Two-arms longitudinal trial and repeated measurements for each subject (continous time): Using splines
In a two-arm longitudinal trial with repeated outcomes measured over continuous time, treatment effects may evolve in a nonlinear way. Instead of assuming a rigid parametric trend, spline-based mixed-effects models provide flexible curves that adapt to the data while preserving smoothness. By modeling time with splines and including random subject effects, the approach accounts for within-subject correlation and captures individual trajectories. This framework supports estimation of complex treatment–time interaction patterns, improves model fit when changes are not linear, and enables more realistic interpretation of treatment dynamics throughout follow-up.

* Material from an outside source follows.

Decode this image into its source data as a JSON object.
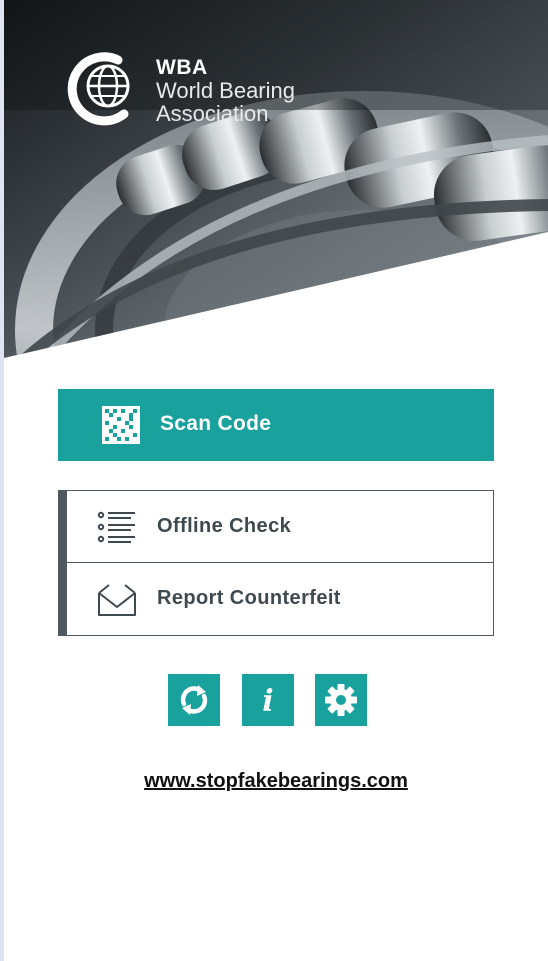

Repeated Latin squares designs: mixed models with control for two random factors
In a repeated Latin square design, each treatment appears exactly once in every row and every column, balancing two nuisance sources of variation (e.g., subjects and periods, or centers and operators). When the trial includes replications of the Latin square, variability across these factors should be modeled appropriately. A mixed-effects model allows treatment to be evaluated as a fixed effect while treating both row and column effects—and their replication—as random factors. This approach accounts for correlation within the structured layout, improves precision in estimating treatment differences, and supports valid inference even when data are unbalanced or include missing observations.
Nested designs
In a nested design, experimental units are arranged in hierarchical levels where lower-level units exist only within specific higher-level groups (e.g., patients nested within clinics, or measurements nested within subjects). Because variability is introduced at each level of the hierarchy, a mixed-effects model is typically used: fixed effects estimate treatment differences, while random effects capture between-group and within-group variability. Properly modeling the nested structure prevents inflated Type I error, improves precision, and ensures valid inference when units are not exchangeable across higher-level groups.